April 2013 Presentation
Vladimir Koncar (Ericsson Nikola Tesla), Josko Bilic (Ericsson Nikola Tesla), Emina Filipovic-Juric (Ericsson Nikola Tesla), Zoran Kokolj (Ericsson Nikola Tesla), Drago Holub (Ericsson Nikola Tesla)

A presentation from the ninth annual SATURN conference, held in Minneapolis, MN, April 29 - May 3, 2013.

Publisher:

Software Engineering Institute

Abstract

When you work in an R&D company that develops software and hardware for next-generation products in radio access networks, your constant ambition is to find ways to increase the quality of your products and reduce development lead time. In this presentation, we share our experiences and lessons learned from introducing agile in our large-scale projects.

We are always searching for new ways of working that will help us achieve those goals, so at the beginning of 2011, when we were facing a new project that technically was our most challenging and difficult project so far, we decided to introduce agile methodology. We believed that in addition to raising quality and lowering lead time, agile could provide us with more efficiency and broaden the competence of our organization.

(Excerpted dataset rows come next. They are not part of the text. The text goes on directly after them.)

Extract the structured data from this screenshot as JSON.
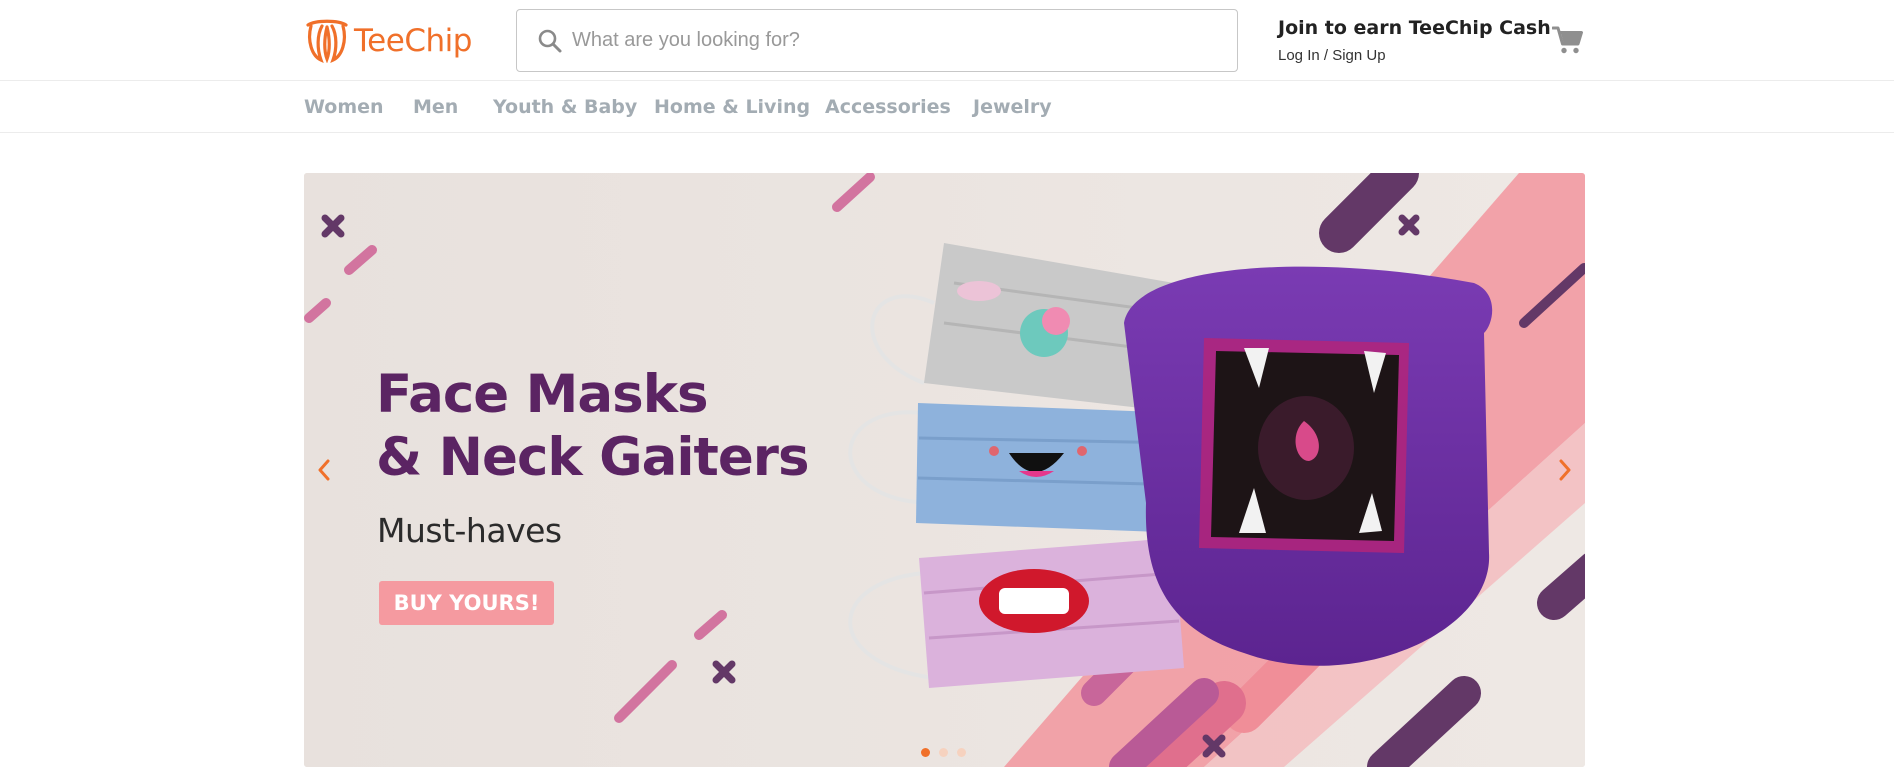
{
  "brand": {
    "name": "TeeChip",
    "color": "#f0702a",
    "logo_icon": "teechip-logo-icon"
  },
  "search": {
    "placeholder": "What are you looking for?",
    "value": "",
    "icon": "search-icon"
  },
  "account": {
    "promo": "Join to earn TeeChip Cash",
    "auth_label": "Log In / Sign Up"
  },
  "cart": {
    "icon": "shopping-cart-icon"
  },
  "nav": {
    "items": [
      {
        "label": "Women"
      },
      {
        "label": "Men"
      },
      {
        "label": "Youth & Baby"
      },
      {
        "label": "Home & Living"
      },
      {
        "label": "Accessories"
      },
      {
        "label": "Jewelry"
      }
    ]
  },
  "banner": {
    "title_line1": "Face Masks",
    "title_line2": "& Neck Gaiters",
    "subtitle": "Must-haves",
    "cta_label": "BUY YOURS!",
    "prev_icon": "chevron-left-icon",
    "next_icon": "chevron-right-icon",
    "slide_count": 3,
    "active_slide": 1,
    "colors": {
      "background": "#ece5e1",
      "title": "#5b2463",
      "cta": "#f59aa0",
      "accent_pink": "#f08e98",
      "accent_purple": "#633867",
      "gaiter": "#6a2aa0"
    }
  }
}
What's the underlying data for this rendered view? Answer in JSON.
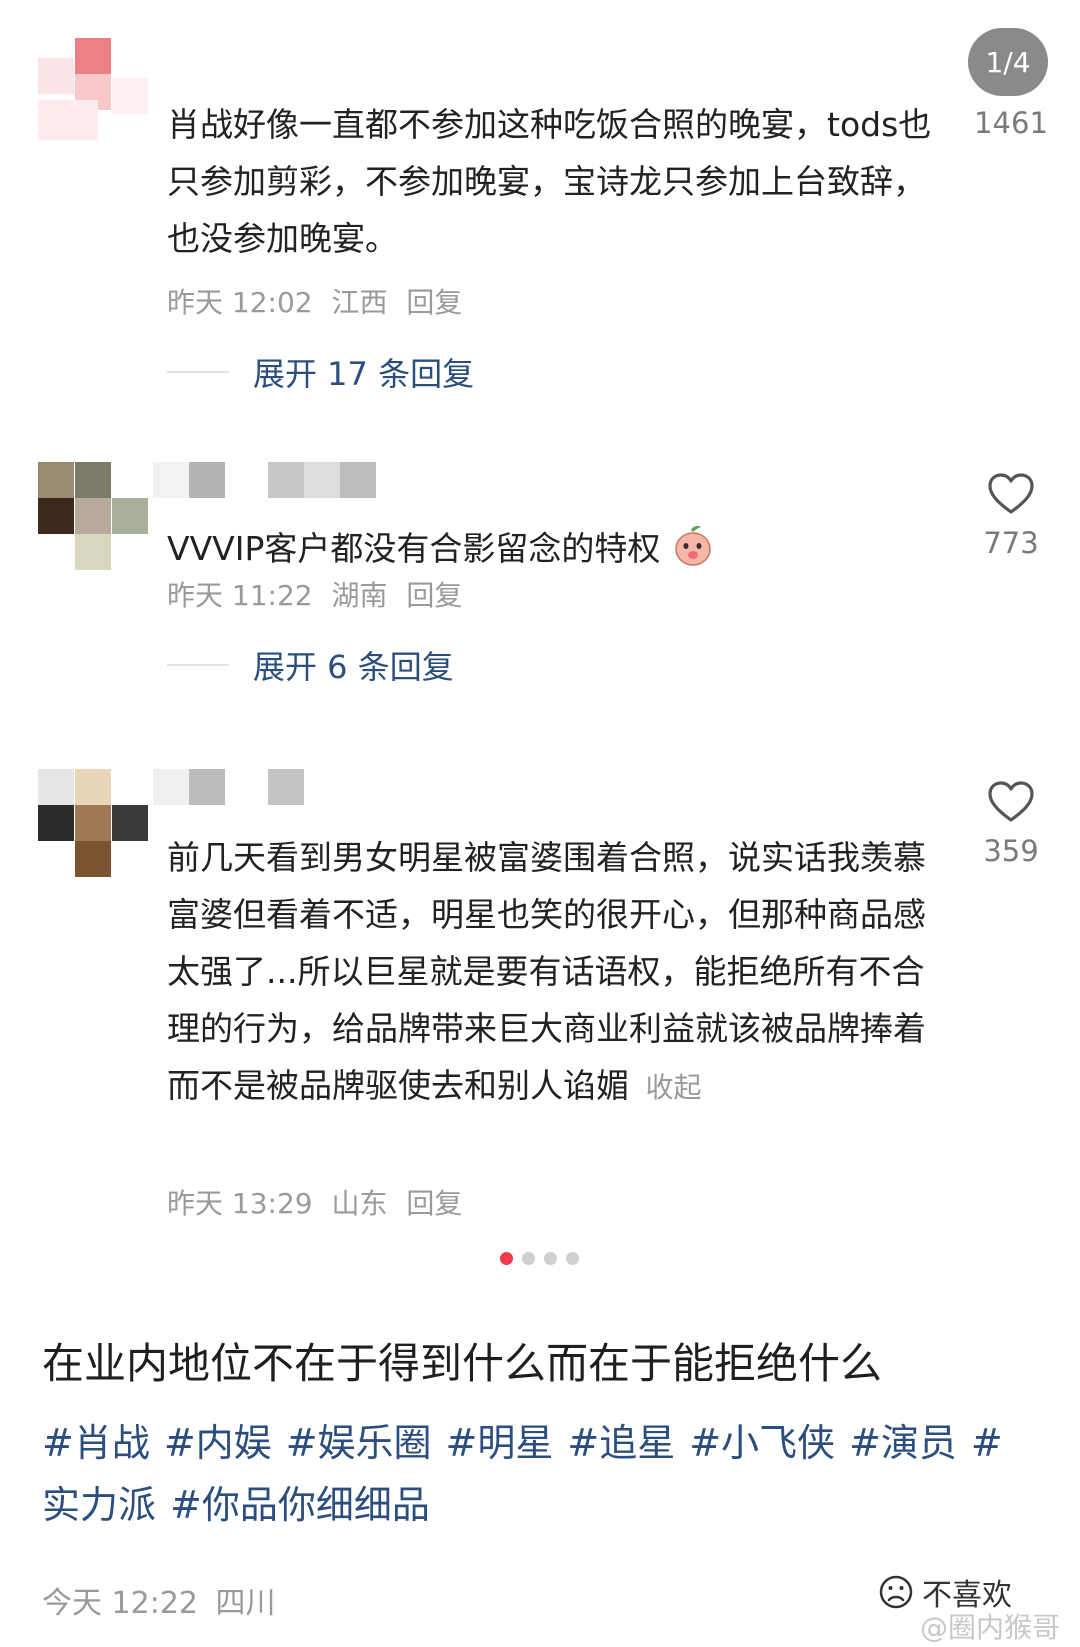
{
  "pager": "1/4",
  "comments": [
    {
      "text": "肖战好像一直都不参加这种吃饭合照的晚宴，tods也只参加剪彩，不参加晚宴，宝诗龙只参加上台致辞，也没参加晚宴。",
      "time": "昨天 12:02",
      "location": "江西",
      "reply": "回复",
      "likes": "1461",
      "expand": "展开 17 条回复"
    },
    {
      "text": "VVVIP客户都没有合影留念的特权",
      "time": "昨天 11:22",
      "location": "湖南",
      "reply": "回复",
      "likes": "773",
      "expand": "展开 6 条回复"
    },
    {
      "text": "前几天看到男女明星被富婆围着合照，说实话我羡慕富婆但看着不适，明星也笑的很开心，但那种商品感太强了...所以巨星就是要有话语权，能拒绝所有不合理的行为，给品牌带来巨大商业利益就该被品牌捧着而不是被品牌驱使去和别人谄媚",
      "collapse": "收起",
      "time": "昨天 13:29",
      "location": "山东",
      "reply": "回复",
      "likes": "359"
    }
  ],
  "post": {
    "title": "在业内地位不在于得到什么而在于能拒绝什么",
    "tags": [
      "#肖战",
      "#内娱",
      "#娱乐圈",
      "#明星",
      "#追星",
      "#小飞侠",
      "#演员",
      "#实力派",
      "#你品你细细品"
    ],
    "time": "今天 12:22",
    "location": "四川",
    "dislike": "不喜欢"
  },
  "watermark": "@圈内猴哥",
  "colors": {
    "link": "#2b4e7e",
    "meta": "#9a9a9a",
    "active_dot": "#ee3b4d"
  },
  "icons": {
    "like": "heart-outline-icon",
    "emoji": "peach-emoji-icon",
    "dislike": "sad-face-icon"
  }
}
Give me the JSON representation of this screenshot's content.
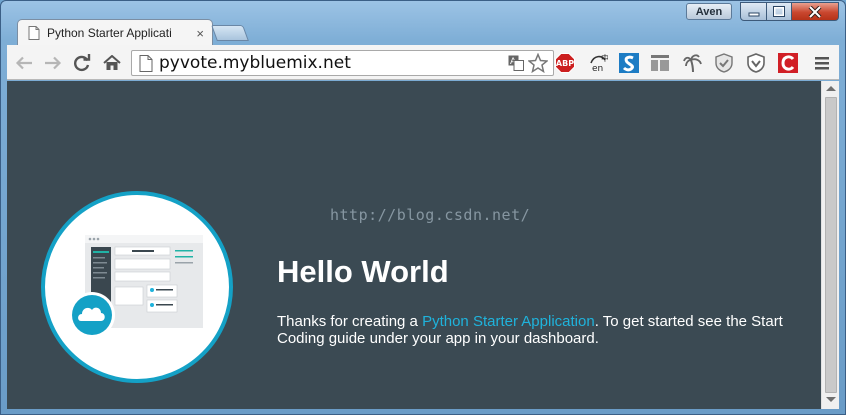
{
  "window": {
    "user_name": "Aven"
  },
  "tab": {
    "title": "Python Starter Applicati",
    "close_glyph": "×"
  },
  "toolbar": {
    "url": "pyvote.mybluemix.net",
    "extensions": [
      "translate-icon",
      "bookmark-star-icon",
      "adblock-plus-icon",
      "dictionary-en-icon",
      "s-extension-icon",
      "reader-layout-icon",
      "palm-tree-icon",
      "shield-icon",
      "vpn-shield-icon",
      "c-extension-icon",
      "menu-icon"
    ],
    "abp_label": "ABP",
    "en_label": "en"
  },
  "page": {
    "watermark": "http://blog.csdn.net/",
    "heading": "Hello World",
    "desc_before": "Thanks for creating a ",
    "desc_link": "Python Starter Application",
    "desc_after": ". To get started see the Start Coding guide under your app in your dashboard.",
    "colors": {
      "background": "#3b4a53",
      "accent": "#14a1c6",
      "link": "#1fb3dc"
    }
  }
}
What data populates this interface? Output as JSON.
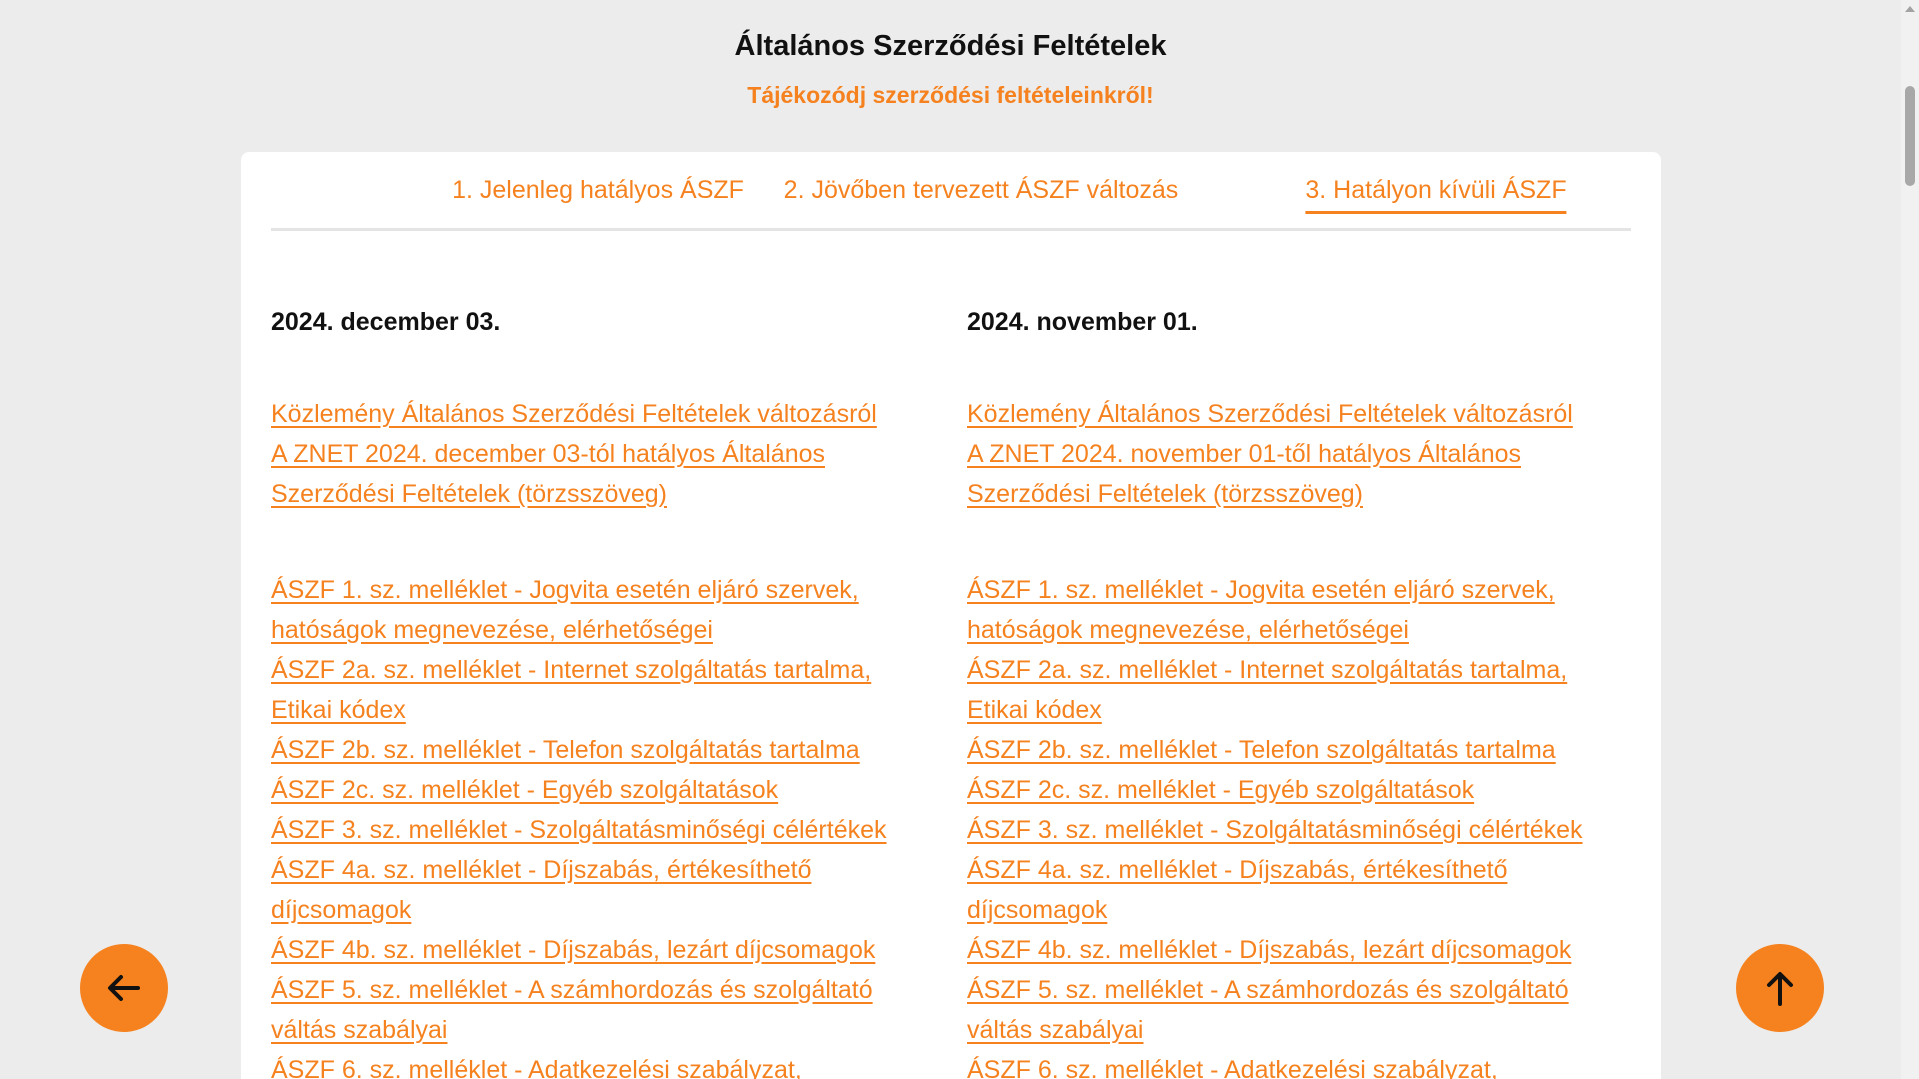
{
  "header": {
    "title": "Általános Szerződési Feltételek",
    "subtitle": "Tájékozódj szerződési feltételeinkről!"
  },
  "tabs": [
    {
      "label": "1. Jelenleg hatályos ÁSZF",
      "active": false
    },
    {
      "label": "2. Jövőben tervezett ÁSZF változás",
      "active": false
    },
    {
      "label": "3. Hatályon kívüli ÁSZF",
      "active": true
    }
  ],
  "columns": [
    {
      "date": "2024. december 03.",
      "main_links": [
        "Közlemény Általános Szerződési Feltételek változásról",
        "A ZNET 2024. december 03-tól hatályos Általános Szerződési Feltételek (törzsszöveg)"
      ],
      "annex_links": [
        "ÁSZF 1. sz. melléklet - Jogvita esetén eljáró szervek, hatóságok megnevezése, elérhetőségei",
        "ÁSZF 2a. sz. melléklet - Internet szolgáltatás tartalma, Etikai kódex",
        "ÁSZF 2b. sz. melléklet - Telefon szolgáltatás tartalma",
        "ÁSZF 2c. sz. melléklet - Egyéb szolgáltatások",
        "ÁSZF 3. sz. melléklet - Szolgáltatásminőségi célértékek",
        "ÁSZF 4a. sz. melléklet - Díjszabás, értékesíthető díjcsomagok",
        "ÁSZF 4b. sz. melléklet - Díjszabás, lezárt díjcsomagok",
        "ÁSZF 5. sz. melléklet - A számhordozás és szolgáltató váltás szabályai",
        "ÁSZF 6. sz. melléklet - Adatkezelési szabályzat,"
      ]
    },
    {
      "date": "2024. november 01.",
      "main_links": [
        "Közlemény Általános Szerződési Feltételek változásról",
        "A ZNET 2024. november 01-től hatályos Általános Szerződési Feltételek (törzsszöveg)"
      ],
      "annex_links": [
        "ÁSZF 1. sz. melléklet - Jogvita esetén eljáró szervek, hatóságok megnevezése, elérhetőségei",
        "ÁSZF 2a. sz. melléklet - Internet szolgáltatás tartalma, Etikai kódex",
        "ÁSZF 2b. sz. melléklet - Telefon szolgáltatás tartalma",
        "ÁSZF 2c. sz. melléklet - Egyéb szolgáltatások",
        "ÁSZF 3. sz. melléklet - Szolgáltatásminőségi célértékek",
        "ÁSZF 4a. sz. melléklet - Díjszabás, értékesíthető díjcsomagok",
        "ÁSZF 4b. sz. melléklet - Díjszabás, lezárt díjcsomagok",
        "ÁSZF 5. sz. melléklet - A számhordozás és szolgáltató váltás szabályai",
        "ÁSZF 6. sz. melléklet - Adatkezelési szabályzat,"
      ]
    }
  ],
  "buttons": {
    "back_icon": "arrow-left-icon",
    "top_icon": "arrow-up-icon"
  },
  "colors": {
    "accent": "#f5821f",
    "background": "#ececec"
  }
}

We were all very motivated to make agile work, and we believed in our developers and our teamwork, so we agreed on the agile framework and guidelines and promised to stick to it. We used independent, cross-functional teams as much as possible. We focused on frequent code reviews and software deliveries and continuous software integration. We introduced daily standups and frequent team retrospectives for continuous improvements. We wanted to do only the important functionalities, reduce unnecessary administration and handovers within a team and between teams, and remove waste as much as possible.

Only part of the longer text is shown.